Aunt Mara asked what would be my DYJ when I went, meaning my DY job, which finances the venture.

“Artist.”

Everyone was still.

Alvin shook my hand. Aunt Mara didn’t say ‘if’ I went. She said, ‘when’. Alvin told me, “I think you’re going to love this!”

Liza pointed to me and said, “You are talking sense!”

Uncle Ian stood with a beaming smile and called for dessert. “Who’s with me?” he asked. “Let’s celebrate!”

The family applauded.

Whatever that confection was – a pie, a custard, or a cake – it was the best. No wonder my cousins squealed in joy to find it waiting for dinner!”
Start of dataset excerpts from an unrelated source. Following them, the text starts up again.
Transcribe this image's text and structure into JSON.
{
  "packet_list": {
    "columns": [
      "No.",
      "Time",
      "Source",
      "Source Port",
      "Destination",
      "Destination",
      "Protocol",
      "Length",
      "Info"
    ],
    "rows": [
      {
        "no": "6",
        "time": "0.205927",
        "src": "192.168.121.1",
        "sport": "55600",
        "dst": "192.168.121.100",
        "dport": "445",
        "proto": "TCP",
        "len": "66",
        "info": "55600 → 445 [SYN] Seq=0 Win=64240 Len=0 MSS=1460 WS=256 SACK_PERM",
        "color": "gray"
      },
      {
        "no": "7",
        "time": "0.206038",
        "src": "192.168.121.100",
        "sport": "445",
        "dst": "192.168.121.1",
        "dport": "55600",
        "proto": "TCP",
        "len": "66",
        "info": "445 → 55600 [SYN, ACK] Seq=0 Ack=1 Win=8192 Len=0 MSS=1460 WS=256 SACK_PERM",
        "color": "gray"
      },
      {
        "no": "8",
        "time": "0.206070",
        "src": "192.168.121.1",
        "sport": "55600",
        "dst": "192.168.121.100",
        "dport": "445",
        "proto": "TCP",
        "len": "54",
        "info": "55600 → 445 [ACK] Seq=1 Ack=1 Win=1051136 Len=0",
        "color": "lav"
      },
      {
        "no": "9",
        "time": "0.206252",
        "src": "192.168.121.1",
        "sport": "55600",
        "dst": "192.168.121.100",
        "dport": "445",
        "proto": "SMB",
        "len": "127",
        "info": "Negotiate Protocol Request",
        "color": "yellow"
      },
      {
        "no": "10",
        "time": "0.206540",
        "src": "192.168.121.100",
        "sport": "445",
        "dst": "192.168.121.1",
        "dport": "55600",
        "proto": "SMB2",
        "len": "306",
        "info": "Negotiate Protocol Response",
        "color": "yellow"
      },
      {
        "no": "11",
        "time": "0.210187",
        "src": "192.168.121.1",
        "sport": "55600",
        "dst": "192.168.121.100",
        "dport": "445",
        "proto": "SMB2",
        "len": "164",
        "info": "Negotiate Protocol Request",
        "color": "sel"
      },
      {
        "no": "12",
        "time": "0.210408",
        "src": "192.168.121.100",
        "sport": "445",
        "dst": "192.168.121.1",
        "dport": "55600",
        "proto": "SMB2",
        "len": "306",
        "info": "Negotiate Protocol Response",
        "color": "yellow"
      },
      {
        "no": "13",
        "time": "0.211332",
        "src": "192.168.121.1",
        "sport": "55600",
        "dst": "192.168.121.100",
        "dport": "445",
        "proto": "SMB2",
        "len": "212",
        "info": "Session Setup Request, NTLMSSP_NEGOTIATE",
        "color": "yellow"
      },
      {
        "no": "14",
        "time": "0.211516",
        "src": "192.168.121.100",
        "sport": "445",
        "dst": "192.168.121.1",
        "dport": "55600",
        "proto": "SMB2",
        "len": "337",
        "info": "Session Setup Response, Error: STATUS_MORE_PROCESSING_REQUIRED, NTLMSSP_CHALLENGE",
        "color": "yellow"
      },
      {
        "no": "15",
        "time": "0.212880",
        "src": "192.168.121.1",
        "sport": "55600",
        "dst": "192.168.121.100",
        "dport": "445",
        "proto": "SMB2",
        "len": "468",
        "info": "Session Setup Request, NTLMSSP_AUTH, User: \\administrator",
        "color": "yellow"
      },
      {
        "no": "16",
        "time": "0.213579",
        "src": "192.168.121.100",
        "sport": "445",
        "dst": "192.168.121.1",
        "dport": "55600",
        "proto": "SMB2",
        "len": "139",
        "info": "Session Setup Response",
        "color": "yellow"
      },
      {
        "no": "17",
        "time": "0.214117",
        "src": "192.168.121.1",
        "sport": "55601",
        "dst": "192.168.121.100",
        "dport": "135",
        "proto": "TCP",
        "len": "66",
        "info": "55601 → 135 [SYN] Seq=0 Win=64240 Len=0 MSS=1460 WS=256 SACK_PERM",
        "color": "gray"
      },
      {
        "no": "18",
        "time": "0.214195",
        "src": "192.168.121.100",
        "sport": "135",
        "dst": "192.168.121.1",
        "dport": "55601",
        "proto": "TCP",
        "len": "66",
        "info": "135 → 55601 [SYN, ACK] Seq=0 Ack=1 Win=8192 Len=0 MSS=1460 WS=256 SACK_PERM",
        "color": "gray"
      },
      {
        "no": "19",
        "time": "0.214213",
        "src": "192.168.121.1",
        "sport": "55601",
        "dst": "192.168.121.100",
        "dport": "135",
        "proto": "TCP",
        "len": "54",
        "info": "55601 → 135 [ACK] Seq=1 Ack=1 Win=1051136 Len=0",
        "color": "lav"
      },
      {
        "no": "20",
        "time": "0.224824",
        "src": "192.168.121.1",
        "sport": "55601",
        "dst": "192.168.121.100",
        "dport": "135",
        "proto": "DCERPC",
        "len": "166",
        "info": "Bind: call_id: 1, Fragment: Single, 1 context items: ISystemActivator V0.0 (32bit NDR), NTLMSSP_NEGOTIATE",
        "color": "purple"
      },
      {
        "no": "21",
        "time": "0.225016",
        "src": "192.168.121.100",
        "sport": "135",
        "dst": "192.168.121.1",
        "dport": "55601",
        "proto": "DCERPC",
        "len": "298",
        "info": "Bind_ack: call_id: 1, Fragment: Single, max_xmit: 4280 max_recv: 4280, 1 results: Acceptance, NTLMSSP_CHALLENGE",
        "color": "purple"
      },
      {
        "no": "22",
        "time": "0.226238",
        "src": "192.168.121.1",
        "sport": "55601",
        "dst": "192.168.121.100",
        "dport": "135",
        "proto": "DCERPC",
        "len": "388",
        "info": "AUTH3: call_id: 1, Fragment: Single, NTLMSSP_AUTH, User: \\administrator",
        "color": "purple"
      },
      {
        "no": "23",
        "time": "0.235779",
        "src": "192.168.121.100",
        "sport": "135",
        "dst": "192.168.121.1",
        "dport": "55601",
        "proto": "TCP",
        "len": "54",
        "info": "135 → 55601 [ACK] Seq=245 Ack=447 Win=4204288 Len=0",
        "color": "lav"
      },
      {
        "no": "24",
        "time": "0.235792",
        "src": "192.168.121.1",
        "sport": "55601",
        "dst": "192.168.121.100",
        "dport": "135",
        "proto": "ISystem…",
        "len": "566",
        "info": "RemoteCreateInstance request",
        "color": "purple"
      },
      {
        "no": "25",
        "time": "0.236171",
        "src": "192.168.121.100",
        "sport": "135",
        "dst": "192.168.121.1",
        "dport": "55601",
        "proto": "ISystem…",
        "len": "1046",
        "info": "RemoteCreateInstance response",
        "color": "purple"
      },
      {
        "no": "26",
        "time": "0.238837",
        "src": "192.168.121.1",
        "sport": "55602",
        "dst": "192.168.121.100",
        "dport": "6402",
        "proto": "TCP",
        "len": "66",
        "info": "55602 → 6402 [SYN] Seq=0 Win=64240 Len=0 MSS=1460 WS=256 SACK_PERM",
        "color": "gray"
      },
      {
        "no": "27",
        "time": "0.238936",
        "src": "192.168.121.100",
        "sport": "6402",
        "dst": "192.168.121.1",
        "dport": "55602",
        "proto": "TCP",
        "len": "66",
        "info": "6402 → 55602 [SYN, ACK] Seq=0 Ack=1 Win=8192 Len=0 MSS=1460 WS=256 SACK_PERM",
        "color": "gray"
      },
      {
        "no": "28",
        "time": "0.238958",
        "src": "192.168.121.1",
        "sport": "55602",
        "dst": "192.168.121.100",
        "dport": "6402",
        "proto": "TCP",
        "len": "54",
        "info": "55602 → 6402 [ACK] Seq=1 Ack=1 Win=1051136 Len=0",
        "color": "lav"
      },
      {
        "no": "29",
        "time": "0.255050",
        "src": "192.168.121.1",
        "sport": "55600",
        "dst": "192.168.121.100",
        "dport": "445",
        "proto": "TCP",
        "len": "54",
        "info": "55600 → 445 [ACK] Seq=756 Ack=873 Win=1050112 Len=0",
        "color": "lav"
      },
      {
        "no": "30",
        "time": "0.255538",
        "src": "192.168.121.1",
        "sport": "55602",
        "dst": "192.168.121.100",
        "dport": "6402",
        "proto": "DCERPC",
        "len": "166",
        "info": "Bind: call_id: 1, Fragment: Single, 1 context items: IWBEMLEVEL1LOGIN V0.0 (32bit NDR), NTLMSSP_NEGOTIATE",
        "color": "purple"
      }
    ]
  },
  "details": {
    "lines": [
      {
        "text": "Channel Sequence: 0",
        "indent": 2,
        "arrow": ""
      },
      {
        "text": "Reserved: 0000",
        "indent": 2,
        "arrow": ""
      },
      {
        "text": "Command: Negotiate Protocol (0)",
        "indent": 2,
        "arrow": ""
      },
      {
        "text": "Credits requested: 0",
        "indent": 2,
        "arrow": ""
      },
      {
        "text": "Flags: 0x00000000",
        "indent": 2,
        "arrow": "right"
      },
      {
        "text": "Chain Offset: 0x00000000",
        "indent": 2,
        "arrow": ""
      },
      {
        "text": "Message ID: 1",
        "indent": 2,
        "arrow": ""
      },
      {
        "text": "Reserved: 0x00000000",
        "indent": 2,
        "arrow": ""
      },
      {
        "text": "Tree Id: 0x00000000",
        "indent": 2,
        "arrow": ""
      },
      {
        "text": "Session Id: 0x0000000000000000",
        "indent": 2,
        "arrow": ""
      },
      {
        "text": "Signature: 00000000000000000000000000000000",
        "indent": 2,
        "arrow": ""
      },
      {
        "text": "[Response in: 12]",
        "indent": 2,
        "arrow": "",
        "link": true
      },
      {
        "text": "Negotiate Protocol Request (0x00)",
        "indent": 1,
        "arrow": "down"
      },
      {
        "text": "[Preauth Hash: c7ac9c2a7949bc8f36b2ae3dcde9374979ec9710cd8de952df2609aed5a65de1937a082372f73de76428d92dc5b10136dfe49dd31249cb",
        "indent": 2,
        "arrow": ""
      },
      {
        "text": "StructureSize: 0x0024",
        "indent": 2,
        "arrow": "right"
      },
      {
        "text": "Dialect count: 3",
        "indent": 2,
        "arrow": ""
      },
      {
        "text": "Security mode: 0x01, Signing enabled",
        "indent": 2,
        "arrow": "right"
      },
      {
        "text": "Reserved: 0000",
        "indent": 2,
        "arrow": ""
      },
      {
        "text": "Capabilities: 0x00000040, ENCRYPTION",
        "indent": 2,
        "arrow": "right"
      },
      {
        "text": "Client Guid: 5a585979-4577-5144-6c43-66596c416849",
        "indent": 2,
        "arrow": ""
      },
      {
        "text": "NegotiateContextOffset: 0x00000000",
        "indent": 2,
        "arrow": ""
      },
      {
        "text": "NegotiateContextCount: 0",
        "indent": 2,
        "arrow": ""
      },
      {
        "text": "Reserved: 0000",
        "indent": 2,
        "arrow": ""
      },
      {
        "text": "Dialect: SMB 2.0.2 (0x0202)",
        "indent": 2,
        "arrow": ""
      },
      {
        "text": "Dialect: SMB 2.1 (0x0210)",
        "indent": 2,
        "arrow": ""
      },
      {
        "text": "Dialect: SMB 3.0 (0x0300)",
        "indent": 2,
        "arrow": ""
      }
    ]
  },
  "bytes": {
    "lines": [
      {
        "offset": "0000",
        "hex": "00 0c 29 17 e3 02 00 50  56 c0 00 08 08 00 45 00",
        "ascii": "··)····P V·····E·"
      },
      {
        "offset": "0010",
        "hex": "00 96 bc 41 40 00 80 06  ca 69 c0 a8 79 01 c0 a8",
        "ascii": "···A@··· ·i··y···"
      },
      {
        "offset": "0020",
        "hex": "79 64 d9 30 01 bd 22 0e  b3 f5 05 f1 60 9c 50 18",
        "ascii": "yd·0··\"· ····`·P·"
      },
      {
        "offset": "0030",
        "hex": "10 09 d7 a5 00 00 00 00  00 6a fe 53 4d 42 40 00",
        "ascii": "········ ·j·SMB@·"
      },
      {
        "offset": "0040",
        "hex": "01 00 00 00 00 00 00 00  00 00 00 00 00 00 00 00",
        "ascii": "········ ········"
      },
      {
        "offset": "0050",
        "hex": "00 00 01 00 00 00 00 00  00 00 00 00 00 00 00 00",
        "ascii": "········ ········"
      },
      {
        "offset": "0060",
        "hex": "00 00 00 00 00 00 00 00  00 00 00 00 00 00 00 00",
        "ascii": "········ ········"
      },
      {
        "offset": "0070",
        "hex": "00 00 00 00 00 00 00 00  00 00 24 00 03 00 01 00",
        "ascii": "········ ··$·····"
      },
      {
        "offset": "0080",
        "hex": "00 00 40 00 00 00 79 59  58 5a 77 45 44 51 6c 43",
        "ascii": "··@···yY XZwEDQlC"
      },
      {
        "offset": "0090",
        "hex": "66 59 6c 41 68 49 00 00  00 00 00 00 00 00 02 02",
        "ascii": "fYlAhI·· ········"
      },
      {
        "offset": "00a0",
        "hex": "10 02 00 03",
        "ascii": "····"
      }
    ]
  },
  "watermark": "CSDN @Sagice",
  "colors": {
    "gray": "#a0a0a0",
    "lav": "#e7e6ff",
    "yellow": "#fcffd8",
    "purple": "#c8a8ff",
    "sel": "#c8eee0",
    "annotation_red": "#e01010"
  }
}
After dinner Aunt Mara did indeed play the very instrument that her future husband had crafted from Maple, Spruce, and Ebony wood.

Then we played some games of pantomime. When the girls had retired to their beds, the rest of us put our heads together to brainstorm about this thing I was about to do.

By the morning I still didn’t have a plan but I did have confidence to proceed.

I bid them all farewell and started toward home.